Un homme, pourtant, va apprendre la réalité des faits, c’est le pope du village qui a reçu la confession de la mère te de la sœur de Victor. Le prêtre va donc rencontrer le reclus et lui proposer un marché qui lui ouvrira les portes de la Rédemption : il devra, pendant ses longues années de réclusion au grenier, recopier des ouvrages interdits par le régime, ouvrages qui seront ensuite distribués sous le manteau. Victor va donc s’atteler à la tâche qui lui est échue, passant de longues heures, puis des mois et enfin des années, à recopier à la main toutes sortes de livres prohibés par la dictature.

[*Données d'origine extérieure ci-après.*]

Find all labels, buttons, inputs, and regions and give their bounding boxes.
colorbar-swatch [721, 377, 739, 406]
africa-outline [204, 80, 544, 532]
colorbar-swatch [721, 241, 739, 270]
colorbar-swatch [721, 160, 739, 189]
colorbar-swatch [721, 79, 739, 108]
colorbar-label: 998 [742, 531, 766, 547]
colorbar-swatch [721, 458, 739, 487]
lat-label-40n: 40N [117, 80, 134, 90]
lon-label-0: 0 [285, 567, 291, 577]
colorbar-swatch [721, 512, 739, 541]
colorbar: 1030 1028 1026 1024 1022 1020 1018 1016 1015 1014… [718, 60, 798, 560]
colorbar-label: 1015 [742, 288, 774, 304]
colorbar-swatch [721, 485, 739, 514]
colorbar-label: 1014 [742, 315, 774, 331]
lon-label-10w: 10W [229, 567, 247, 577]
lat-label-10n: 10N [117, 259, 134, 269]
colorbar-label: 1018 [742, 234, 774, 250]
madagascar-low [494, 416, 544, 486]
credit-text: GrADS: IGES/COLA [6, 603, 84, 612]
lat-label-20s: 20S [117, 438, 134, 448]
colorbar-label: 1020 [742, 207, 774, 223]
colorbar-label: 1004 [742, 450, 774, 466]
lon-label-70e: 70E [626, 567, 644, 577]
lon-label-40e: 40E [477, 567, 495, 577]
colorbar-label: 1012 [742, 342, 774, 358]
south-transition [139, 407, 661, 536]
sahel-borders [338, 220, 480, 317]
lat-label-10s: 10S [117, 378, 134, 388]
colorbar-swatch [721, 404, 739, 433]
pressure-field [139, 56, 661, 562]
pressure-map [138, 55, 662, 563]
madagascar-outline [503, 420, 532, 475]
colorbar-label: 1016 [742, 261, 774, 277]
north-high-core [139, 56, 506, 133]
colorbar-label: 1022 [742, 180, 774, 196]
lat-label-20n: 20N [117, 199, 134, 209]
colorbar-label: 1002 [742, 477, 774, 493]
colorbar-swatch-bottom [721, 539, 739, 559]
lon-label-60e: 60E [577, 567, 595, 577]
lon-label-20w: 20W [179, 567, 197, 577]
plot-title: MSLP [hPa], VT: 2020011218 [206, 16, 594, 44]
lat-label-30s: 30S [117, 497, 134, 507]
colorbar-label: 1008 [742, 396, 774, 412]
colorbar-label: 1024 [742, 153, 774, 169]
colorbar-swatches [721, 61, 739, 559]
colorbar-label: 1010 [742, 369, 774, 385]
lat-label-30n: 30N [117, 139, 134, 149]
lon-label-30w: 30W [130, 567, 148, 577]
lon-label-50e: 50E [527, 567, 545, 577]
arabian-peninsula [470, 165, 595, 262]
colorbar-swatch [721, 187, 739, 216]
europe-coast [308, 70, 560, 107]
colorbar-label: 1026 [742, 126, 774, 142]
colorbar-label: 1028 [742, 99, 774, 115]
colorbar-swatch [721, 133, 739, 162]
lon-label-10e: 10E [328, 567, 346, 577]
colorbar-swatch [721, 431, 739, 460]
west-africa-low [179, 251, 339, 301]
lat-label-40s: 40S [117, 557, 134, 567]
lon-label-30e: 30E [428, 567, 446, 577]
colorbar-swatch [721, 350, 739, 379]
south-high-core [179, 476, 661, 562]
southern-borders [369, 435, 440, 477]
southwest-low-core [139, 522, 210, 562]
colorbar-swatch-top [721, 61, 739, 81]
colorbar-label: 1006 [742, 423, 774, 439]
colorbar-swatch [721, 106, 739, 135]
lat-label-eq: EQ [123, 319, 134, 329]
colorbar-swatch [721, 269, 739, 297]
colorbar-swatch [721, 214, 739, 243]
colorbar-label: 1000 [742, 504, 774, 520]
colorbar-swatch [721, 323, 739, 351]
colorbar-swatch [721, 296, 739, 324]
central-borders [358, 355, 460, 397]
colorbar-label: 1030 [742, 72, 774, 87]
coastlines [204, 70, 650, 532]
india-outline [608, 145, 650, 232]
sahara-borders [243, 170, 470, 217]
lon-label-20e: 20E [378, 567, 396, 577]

Mais viendra un jour où le pope va disparaître et Victor va se retrouver sans activité. Comment, dans ce cas, réduit au désoeuvrement, échapper à l’envie de retrouver la forêt et la Fosse aux Lions ?
Profitant des heures les plus sombres de la nuit, Victor va sortir de son grenier pour se rendre vers ces lieux qui l’ont hanté pendant toutes ces années. Il va y faire la rencontre d’un étrange personnage qui est venu s’installer près du lac maudit, un ascète, un mystique au passé mystérieux qui se fait appeler Daniel, et qui l’amènera lui aussi, mais d’une manière totalement inattendue, sur le chemin du Salut et de la Rédemption.
Liliana Lazar, dont c’est ici le premier roman, est née et a grandi en Roumanie, dans ce village de Slobozia qu’elle nous dépeint dans « Terre des affranchis ». La forêt, le lac, les superstitions qui y sont rattachées, elle les connaît très bien pour avoir passé toute son enfance et son adolescence sur les lieux-mêmes où se situe son récit. C’est donc avec force détails qu’elle nous décrit son pays, la Roumanie, du début des années 1970 à la Révolution de 1989.
Avec ce roman, Liliana Lazar nous plonge dans un récit effrayant à plus d’un titre. On ne sait en effet ce qui apparaît ici comme le plus angoissant : est-ce la description de la vie quotidienne sous un des régimes totalitaires les plus abominables qu’ait connu le XXe siècle ? Est-ce la description de ce monde rural encore ancré dans des superstitions héritées du paganisme, superstitions qui ont été popularisées en Europe occidentale depuis la publication du Dracula de Bram Stoker.
Est-ce aussi ce personnage de Victor, assassin occasionnel, victime de troubles pulsions qui le poussent à commettre des actes irrémédiables, et qui apparaît cependant si ordinaire, si naïf que le lecteur est à son sujet partagé entre le dégoût et la compassion ?
C’est donc à une promenade sanglante que nous invite Liliana Lazar en suivant le parcours de Victor Luca, un roman au style sobre et concis, que l’on pourrait situer entre « Le vampire de Ropraz » de Jacques Chessex et « Les âmes grises » de Philippe Claudel.